L’écriture inclusive – ou langage épicène – vise à rendre les langues neutres du point de vue du genre, et ainsi à aider les femmes à se sentir davantage concernées et impliquées dans la communication écrite. Comme pour la féminisation des noms de métiers (écrivaine, députée, etc.), il s’agit de mettre à contribution la morphologie flexionnelle telle qu’on l’écrit, dans le but d’améliorer la visibilité des femmes dans la vie publique et de rééquilibrer leur position dans la société.
En français, cette démarche se traduit notamment par l’usage de graphies du type étudiant·e·s, inscrit·e·s, etc., qui a fait l’objet d’une recommandation du Haut Conseil à l’égalité en 2015. Qu’elle soit efficace ou non pour l’émancipation des femmes, l’écriture inclusive n’en est pas moins sujette à des réactions passionnelles et à de virulents discours idéologiques – pour preuve cette condamnation officielle de l’Académie française il y a quelques jours. À en croire les immortel·le·s – qui comptent quatre femmes pour trente hommes, « la langue française se trouve désormais en péril mortel, ce dont notre nation est dès aujourd’hui comptable devant les générations futures ».
On peine à concevoir comment le français dans son ensemble, a fortiori le français parlé par quelque 270 millions de locuteurs selon les estimations officielles, pourrait se voir exposé à un « péril mortel » par la simple adoption de nouvelles conventions graphiques. Des écritures inclusives ont cours dans des langues de grande communication telles que le portugais, l’espagnol, l’allemand ou l’anglais, sans que ces dernières ne donnent aucun signe de « péril mortel ». On sait en outre que loin d’être en péril, le français conquiert au contraire du terrain, en France comme dans l’Afrique dite « francophone », aux dépens de centaines de langues autochtones en danger avéré de disparition. L’État français et l’Organisation internationale de la Francophonie y travaillent sans relâche, en investissant chaque année des sommes colossales dans sa promotion.
Au-delà de la querelle inclusive, cette condamnation s’inscrit dans la lignée d’interventions hostiles, de la part de l’Académie, à l’égard de la féminisation des noms de métiers, de la promotion des langues régionales, de l’usage de l’anglais dans les institutions internationales, du franglais, du « néo-argot des banlieues », ou de la rectification orthographique recommandée par le Conseil supérieur de la langue française. L’Académie coche ainsi toutes les cases, ou presque, des différents discours idéologiques dominants analysés en sociologie du langage : pour la variété normée du français sur laquelle elle prétend exercer le monopole, contre les autres langues et variétés orales ou écrites de français, jugées illégitimes et menaçantes.

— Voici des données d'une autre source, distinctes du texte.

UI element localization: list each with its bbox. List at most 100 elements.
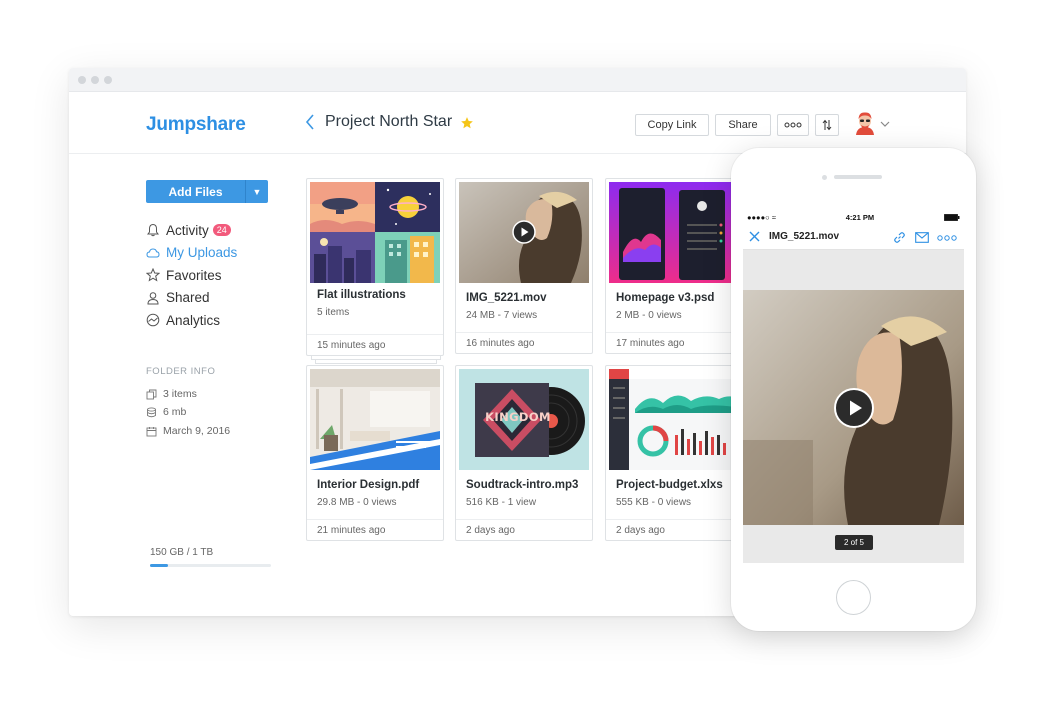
favorite-star-icon[interactable] <box>460 116 474 130</box>
file-meta: 24 MB - 7 views <box>466 310 538 321</box>
link-icon[interactable] <box>893 231 906 244</box>
phone-speaker <box>834 175 882 179</box>
album-title: KINGDOM <box>485 410 551 424</box>
sidebar-item-label: Activity <box>166 222 209 238</box>
sidebar-item-label: My Uploads <box>166 245 238 261</box>
bell-icon <box>147 224 159 237</box>
more-dots-icon[interactable] <box>937 235 957 241</box>
copy-icon <box>146 389 157 399</box>
sidebar-item-favorites[interactable]: Favorites <box>146 264 237 287</box>
file-card-project-budget[interactable]: Project-budget.xlxs 555 KB - 0 views 2 d… <box>605 365 743 541</box>
stack-shadow <box>315 360 437 364</box>
sort-arrows-icon <box>822 119 832 131</box>
folder-size: 6 mb <box>163 406 187 418</box>
window-titlebar <box>69 68 966 92</box>
file-name: IMG_5221.mov <box>466 292 547 304</box>
file-name: Flat illustrations <box>317 289 406 301</box>
storage-usage-label: 150 GB / 1 TB <box>150 547 214 558</box>
pager-indicator: 2 of 5 <box>835 535 873 550</box>
file-time: 21 minutes ago <box>307 519 443 540</box>
phone-play-button[interactable] <box>833 387 875 434</box>
pdf-thumbnail <box>310 369 440 470</box>
window-dot-close[interactable] <box>78 75 86 84</box>
file-card-interior-design[interactable]: Interior Design.pdf 29.8 MB - 0 views 21… <box>306 365 444 541</box>
more-dots-icon <box>784 122 802 128</box>
spreadsheet-thumbnail <box>609 369 739 470</box>
phone-status-bar: ●●●●○ ≈ 4:21 PM <box>743 210 964 224</box>
folder-info-date: March 9, 2016 <box>146 425 230 437</box>
play-button[interactable] <box>512 220 536 249</box>
sidebar-item-analytics[interactable]: Analytics <box>146 309 237 332</box>
folder-title: Project North Star <box>325 113 453 130</box>
sidebar-item-label: Shared <box>166 290 210 306</box>
file-card-flat-illustrations[interactable]: Flat illustrations 5 items 15 minutes ag… <box>306 178 444 356</box>
logo[interactable]: Jumpshare <box>146 114 246 136</box>
phone-file-title: IMG_5221.mov <box>769 231 840 242</box>
phone-screen: ●●●●○ ≈ 4:21 PM IMG_5221.mov 2 of 5 <box>743 210 964 563</box>
file-name: Homepage v3.psd <box>616 292 715 304</box>
close-icon[interactable] <box>749 231 760 242</box>
signal-wifi-icon: ●●●●○ ≈ <box>747 212 776 222</box>
stage: Jumpshare Project North Star Copy Link S… <box>0 0 1045 701</box>
folder-info-size: 6 mb <box>146 406 186 418</box>
battery-icon <box>944 213 960 221</box>
folder-items-count: 3 items <box>163 388 197 400</box>
user-icon <box>147 291 159 305</box>
file-name: Soudtrack-intro.mp3 <box>466 479 579 491</box>
file-meta: 2 MB - 0 views <box>616 310 682 321</box>
file-time: 17 minutes ago <box>606 332 742 353</box>
psd-thumbnail <box>609 182 739 283</box>
phone-home-button[interactable] <box>836 580 871 615</box>
play-icon <box>512 220 536 244</box>
file-meta: 29.8 MB - 0 views <box>317 497 397 508</box>
phone-mockup: ●●●●○ ≈ 4:21 PM IMG_5221.mov 2 of 5 <box>731 148 976 631</box>
user-avatar[interactable] <box>854 111 876 135</box>
flat-illustrations-thumbnail <box>310 182 440 283</box>
folder-info-items: 3 items <box>146 388 197 400</box>
share-button[interactable]: Share <box>715 114 771 136</box>
star-icon <box>146 268 160 282</box>
sidebar-item-activity[interactable]: Activity 24 <box>146 219 237 242</box>
calendar-icon <box>146 426 157 436</box>
file-time: 2 days ago <box>606 519 742 540</box>
folder-info-heading: FOLDER INFO <box>146 366 216 377</box>
file-name: Interior Design.pdf <box>317 479 420 491</box>
file-card-soundtrack-intro[interactable]: KINGDOM Soudtrack-intro.mp3 516 KB - 1 v… <box>455 365 593 541</box>
file-time: 15 minutes ago <box>307 334 443 355</box>
sidebar-item-label: Analytics <box>166 312 221 328</box>
storage-progress-fill <box>150 564 169 567</box>
file-meta: 5 items <box>317 307 350 318</box>
file-time: 2 days ago <box>456 519 592 540</box>
sidebar-item-my-uploads[interactable]: My Uploads <box>146 242 237 265</box>
file-time: 16 minutes ago <box>456 332 592 353</box>
window-dot-maximize[interactable] <box>104 75 112 84</box>
folder-date: March 9, 2016 <box>163 425 231 437</box>
add-files-label[interactable]: Add Files <box>146 180 245 203</box>
file-meta: 555 KB - 0 views <box>616 497 692 508</box>
chevron-down-icon[interactable] <box>880 120 890 128</box>
phone-camera <box>822 175 827 180</box>
sort-button[interactable] <box>815 114 839 136</box>
back-arrow-icon[interactable] <box>303 112 317 132</box>
storage-progress-bar <box>150 564 271 567</box>
file-card-homepage-v3[interactable]: Homepage v3.psd 2 MB - 0 views 17 minute… <box>605 178 743 354</box>
file-card-img-5221[interactable]: IMG_5221.mov 24 MB - 7 views 16 minutes … <box>455 178 593 354</box>
caret-down-icon: ▼ <box>252 186 262 197</box>
mail-icon[interactable] <box>915 232 929 243</box>
add-files-button[interactable]: Add Files ▼ <box>146 180 268 203</box>
more-options-button[interactable] <box>777 114 809 136</box>
window-dot-minimize[interactable] <box>91 75 99 84</box>
file-meta: 516 KB - 1 view <box>466 497 537 508</box>
sidebar-item-label: Favorites <box>166 267 222 283</box>
sidebar-nav: Activity 24 My Uploads Favorites Shared … <box>146 219 237 332</box>
phone-nav-bar: IMG_5221.mov <box>743 224 964 250</box>
app-header: Jumpshare Project North Star Copy Link S… <box>69 92 966 154</box>
play-icon <box>834 388 874 428</box>
database-icon <box>147 406 156 417</box>
copy-link-button[interactable]: Copy Link <box>635 114 709 136</box>
file-name: Project-budget.xlxs <box>616 479 723 491</box>
sidebar-item-shared[interactable]: Shared <box>146 287 237 310</box>
add-files-dropdown[interactable]: ▼ <box>245 180 268 203</box>
status-time: 4:21 PM <box>845 212 875 222</box>
activity-count-badge: 24 <box>212 224 231 237</box>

Dans cette « solennelle mise-en-garde » adoptée à l’unanimité contre l’écriture inclusive, les sociolinguistes reconnaîtront côte à côte discours de mise-en-péril, purisme et idéologie de la langue standard. L’écriture inclusive y est envisagée comme étrangère à la langue, impure et animée par des visées impures. Elle remet en question la norme écrite standard par l’ajout de « formes secondes et altérées », aboutissant à une « langue désunie, disparate ».
De tels discours idéologiques, s’agissant du français comme d’autres langues dominantes, s’interprètent comme constitutifs de la reproduction des élites : il s’agit en définitive de défendre le monopole sur la norme standard exercé par des classes dirigeantes majoritairement masculines, pour mieux légitimer leur accès exclusif au pouvoir.